Four holes later, it was a one-man show again.
Furyk dumped his next tee shot into the water to take double bogey, Woods finished off his round with a birdie, and the tournament host and defending champion found himself six shots clear going into the final round.
"Those two holes there were the difference," Woods said.
Woods, who is at 18-under (198), missed breaking the tournament's 54-hole record by one shot.
Furyk didn't play poorly except for his 6-iron on the 15th that he said "barely hit the grooves." He wound up with a 69 and earned another date with Woods in the final round yesterday.
Masters champion Zach Johnson played bogey-free but had only three birdies on another glorious day in the Santa Monica mountains, with his 69 leaving him seven shots behind.
Johnson was asked how far behind was too far.

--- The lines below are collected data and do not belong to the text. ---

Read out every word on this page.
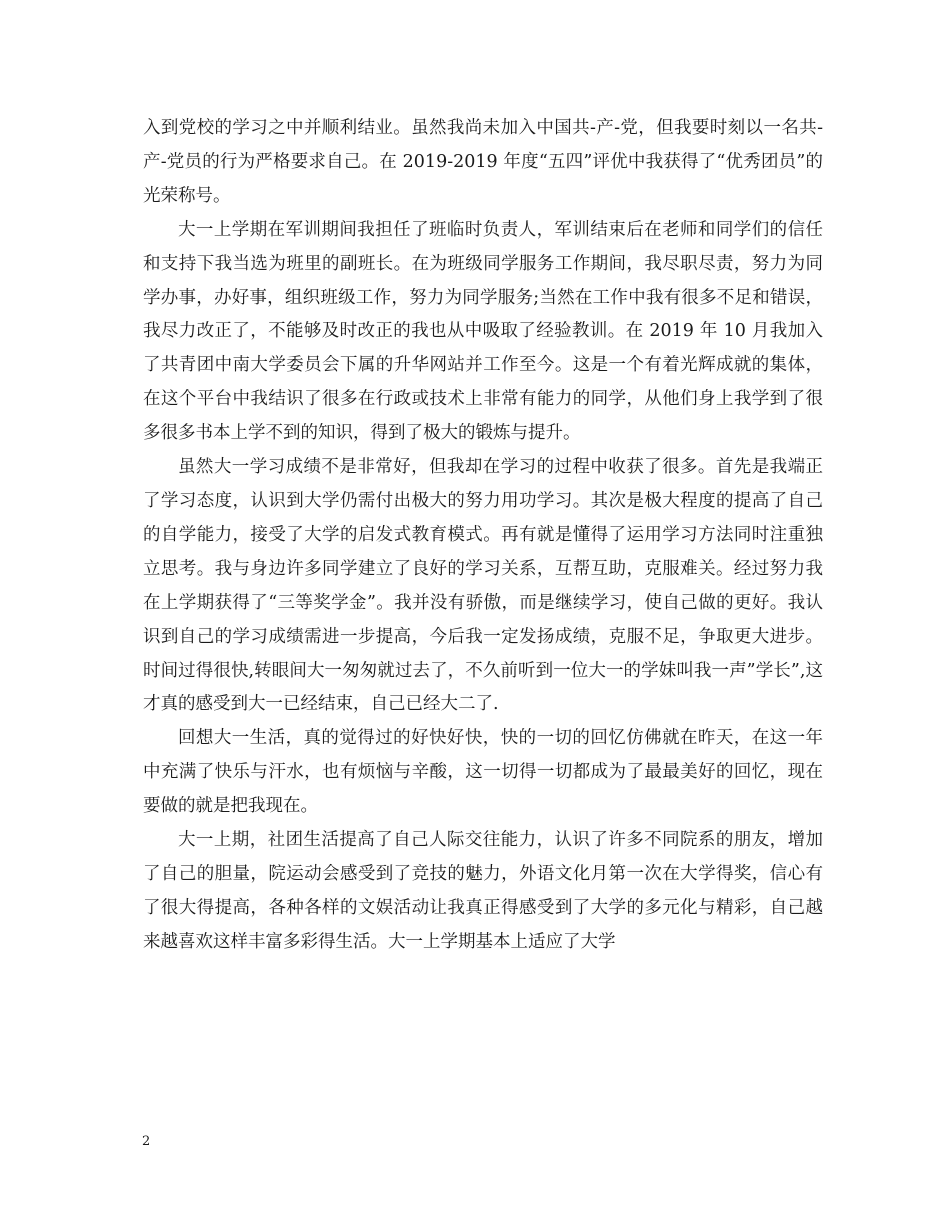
入到党校的学习之中并顺利结业。虽然我尚未加入中国共-产-党，但我要时刻以一名共-产-党员的行为严格要求自己。在 2019-2019 年度“五四”评优中我获得了“优秀团员”的光荣称号。

大一上学期在军训期间我担任了班临时负责人，军训结束后在老师和同学们的信任和支持下我当选为班里的副班长。在为班级同学服务工作期间，我尽职尽责，努力为同学办事，办好事，组织班级工作，努力为同学服务;当然在工作中我有很多不足和错误，我尽力改正了，不能够及时改正的我也从中吸取了经验教训。在 2019 年 10 月我加入了共青团中南大学委员会下属的升华网站并工作至今。这是一个有着光辉成就的集体，在这个平台中我结识了很多在行政或技术上非常有能力的同学，从他们身上我学到了很多很多书本上学不到的知识，得到了极大的锻炼与提升。

虽然大一学习成绩不是非常好，但我却在学习的过程中收获了很多。首先是我端正了学习态度，认识到大学仍需付出极大的努力用功学习。其次是极大程度的提高了自己的自学能力，接受了大学的启发式教育模式。再有就是懂得了运用学习方法同时注重独立思考。我与身边许多同学建立了良好的学习关系，互帮互助，克服难关。经过努力我在上学期获得了“三等奖学金”。我并没有骄傲，而是继续学习，使自己做的更好。我认识到自己的学习成绩需进一步提高，今后我一定发扬成绩，克服不足，争取更大进步。 时间过得很快,转眼间大一匆匆就过去了，不久前听到一位大一的学妹叫我一声”学长”,这才真的感受到大一已经结束，自己已经大二了.

回想大一生活，真的觉得过的好快好快，快的一切的回忆仿佛就在昨天，在这一年中充满了快乐与汗水，也有烦恼与辛酸，这一切得一切都成为了最最美好的回忆，现在要做的就是把我现在。

大一上期，社团生活提高了自己人际交往能力，认识了许多不同院系的朋友，增加了自己的胆量，院运动会感受到了竞技的魅力，外语文化月第一次在大学得奖，信心有了很大得提高，各种各样的文娱活动让我真正得感受到了大学的多元化与精彩，自己越来越喜欢这样丰富多彩得生活。大一上学期基本上适应了大学

2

"What's Tiger at -- 18 under? What am I, 11? That's too far," he said. "Part of it is who's in front of you. It shouldn't be part of it, but when it comes to one individual, that's part of it."
Woods has never lost a tournament in 11 years as a pro when leading by more than one shot going into the last round. And he already is a three-time champion at Sherwood Country Club.
Woods was asked what advice he would give someone trying to make up a six-shot deficit.
"Make a lot of birdies," he said.
Woods made them seven of them, but the bigger shots were for par. Starting the round with a four-shot lead, he kept his margin with an imaginative pitch from about 30 yards short of the 10th green, hooding his sand wedge for the ball to skip up the slope of the green and stop 2 feet away for birdie.
But on each of the next four holes, Furyk looked as though he would pick up a shot.
Woods hit his drive well to the right on the par-5 11th, so severely blocked by trees that he pitched out nearly sideways, and he wound up holing an 18-foot putt to match birdies with Furyk. On the next hole, Woods got up-and-down from a bunker while Furyk missed a bending birdie putt from 8 feet.
The big blow came on the 14th.
Woods found a huge clump of mud on his ball from the middle of the fairway, and his approach sailed left and plugged into the side of a bunker. The best he could do was blast out some 35 feet past the cup.
Furyk, coming off a birdie on the 13th to reach 14 under, was already in for par when he watched Woods posed over his putt and quickly lift his putter when the ball disappeared.
"It looked like it could have been a two-shot gap, and ended up a five-shot gap real quick," Furyk said. "Tiger has a way of keeping the pedal down ... and now it's six."